IMO you need to say directly you feel suffocated and unhappy and you’re thinking about having some space. See where it goes.

Vonvon222 · 28/09/2018 19:34

I just feel so bad about it all.
The logistics of moving out etc. I just can't move out and leave my kids.

OP posts:
Vonvon222 · 28/09/2018 19:37

Usually when I say everything is wrong I just say I'm fed up with everything. About a year ago he was being really moody and snappy with everyone I told him then I was treading on eggshells and was happy when he left for work every day. He was quite shocked and has actually changed in that respect but there is just something missing for me.

OP posts:
Smozzles · 28/09/2018 19:40

I can relate 100%. My marriage is my biggest regret at the moment.

LonginesPrime · 28/09/2018 19:44

he's looked after me for 20 years

OP, do you mean he's your carer, or that he's treated you well for 20 years?

Missingstreetlife · 28/09/2018 19:48

Don't leave your kids, you can work out shared care like lots of others do. You might try relate, on your own or with him to work out the best way forward

gamerchick · 28/09/2018 19:49

So you got together when you were 18 and he's 13 years older than you? Youre probably ready to find out who you are. You're still pretty young and it sounds like you've simply outgrew him. There's nothing wrong with that.

VictoriaBun · 28/09/2018 20:02

Ask yourself this.

If he came home from his weekend and sat you down to tell you he had met someone else. What would be your reaction ?

If he came home and said to you he had been thinking of the relationship and wanted to get back to how it used to be, to go out dating, and to take things slowly to see where it goes. How would that be ?

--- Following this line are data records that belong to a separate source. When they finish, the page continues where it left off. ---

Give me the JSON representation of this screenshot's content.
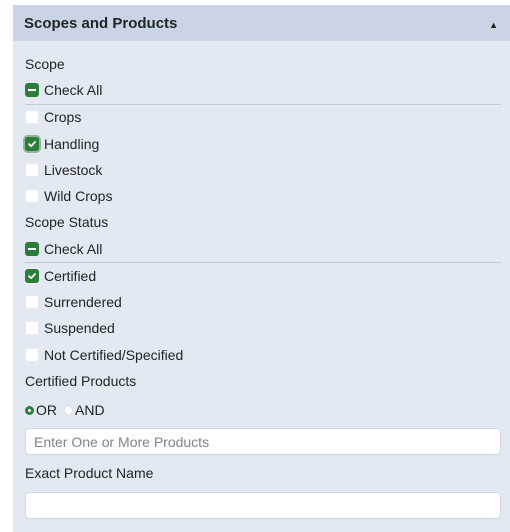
{
  "panel": {
    "title": "Scopes and Products",
    "collapse_icon": "caret-up-icon"
  },
  "scope": {
    "label": "Scope",
    "check_all": {
      "label": "Check All",
      "state": "indeterminate"
    },
    "options": [
      {
        "label": "Crops",
        "checked": false
      },
      {
        "label": "Handling",
        "checked": true
      },
      {
        "label": "Livestock",
        "checked": false
      },
      {
        "label": "Wild Crops",
        "checked": false
      }
    ]
  },
  "scope_status": {
    "label": "Scope Status",
    "check_all": {
      "label": "Check All",
      "state": "indeterminate"
    },
    "options": [
      {
        "label": "Certified",
        "checked": true
      },
      {
        "label": "Surrendered",
        "checked": false
      },
      {
        "label": "Suspended",
        "checked": false
      },
      {
        "label": "Not Certified/Specified",
        "checked": false
      }
    ]
  },
  "certified_products": {
    "label": "Certified Products",
    "match_options": [
      {
        "label": "OR",
        "selected": true
      },
      {
        "label": "AND",
        "selected": false
      }
    ],
    "input": {
      "value": "",
      "placeholder": "Enter One or More Products"
    }
  },
  "exact_product": {
    "label": "Exact Product Name",
    "input": {
      "value": "",
      "placeholder": ""
    }
  },
  "colors": {
    "panel_bg": "#e2e9f2",
    "header_bg": "#c9d5e5",
    "accent_green": "#2d7d3a"
  }
}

You will then have your own answer.

Vonvon222 · 28/09/2018 20:04

@Longinesprime no he's not my carer he's just basically looked after me since we met.

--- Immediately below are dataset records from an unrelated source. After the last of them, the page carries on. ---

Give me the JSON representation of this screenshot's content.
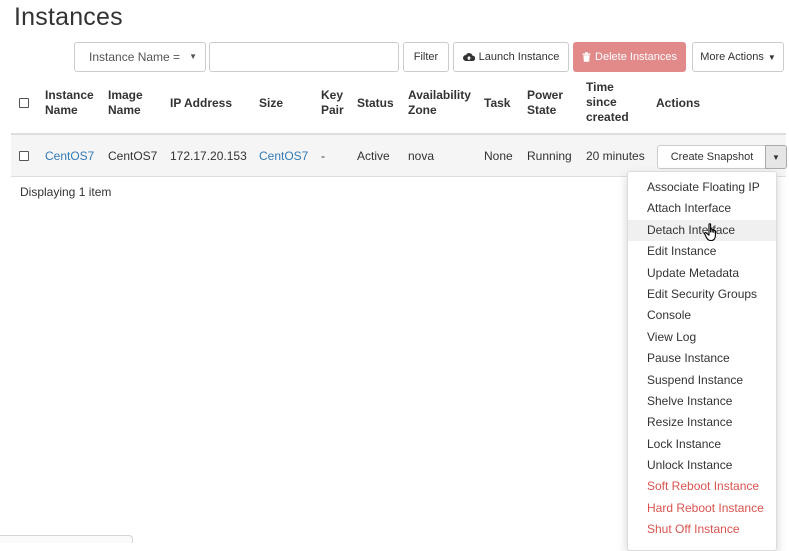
{
  "page": {
    "title": "Instances"
  },
  "toolbar": {
    "filter_field": "Instance Name =",
    "filter_value": "",
    "filter_label": "Filter",
    "launch_label": "Launch Instance",
    "delete_label": "Delete Instances",
    "more_label": "More Actions"
  },
  "table": {
    "headers": {
      "instance_name": [
        "Instance",
        "Name"
      ],
      "image_name": [
        "Image",
        "Name"
      ],
      "ip_address": "IP Address",
      "size": "Size",
      "key_pair": [
        "Key",
        "Pair"
      ],
      "status": "Status",
      "availability_zone": [
        "Availability",
        "Zone"
      ],
      "task": "Task",
      "power_state": [
        "Power",
        "State"
      ],
      "time_since_created": [
        "Time",
        "since",
        "created"
      ],
      "actions": "Actions"
    },
    "rows": [
      {
        "instance_name": "CentOS7",
        "image_name": "CentOS7",
        "ip_address": "172.17.20.153",
        "size": "CentOS7",
        "key_pair": "-",
        "status": "Active",
        "availability_zone": "nova",
        "task": "None",
        "power_state": "Running",
        "time_since_created": "20 minutes",
        "action_label": "Create Snapshot"
      }
    ],
    "summary": "Displaying 1 item"
  },
  "menu": {
    "items": [
      "Associate Floating IP",
      "Attach Interface",
      "Detach Interface",
      "Edit Instance",
      "Update Metadata",
      "Edit Security Groups",
      "Console",
      "View Log",
      "Pause Instance",
      "Suspend Instance",
      "Shelve Instance",
      "Resize Instance",
      "Lock Instance",
      "Unlock Instance",
      "Soft Reboot Instance",
      "Hard Reboot Instance",
      "Shut Off Instance"
    ],
    "hovered_item": "Detach Interface"
  },
  "colors": {
    "link": "#337ab7",
    "danger": "#d9534f",
    "delete_button": "#e2898a"
  },
  "icons": {
    "launch": "cloud-upload-icon",
    "delete": "trash-icon",
    "more": "caret-down-icon",
    "cursor": "hand-pointer-icon"
  }
}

Yes gamerchick, that's right. I don't actually feel I know who I am right now but I want to find out and just be me.

OP posts:
Vonvon222 · 28/09/2018 20:07

@victoriaBun if he said that he'd met someone else I really Think I'd be relieved. I've sometimes wished he would and it would solve everything.

OP posts:
VictoriaBun · 28/09/2018 20:14

Well there you go. You have your answer. So what are you going to do about it ?

Smozzles · 28/09/2018 20:19

You could take the first step by telling him how you feel. You don't have to announce a break-up immediately but an honest conversation could bring you some relief.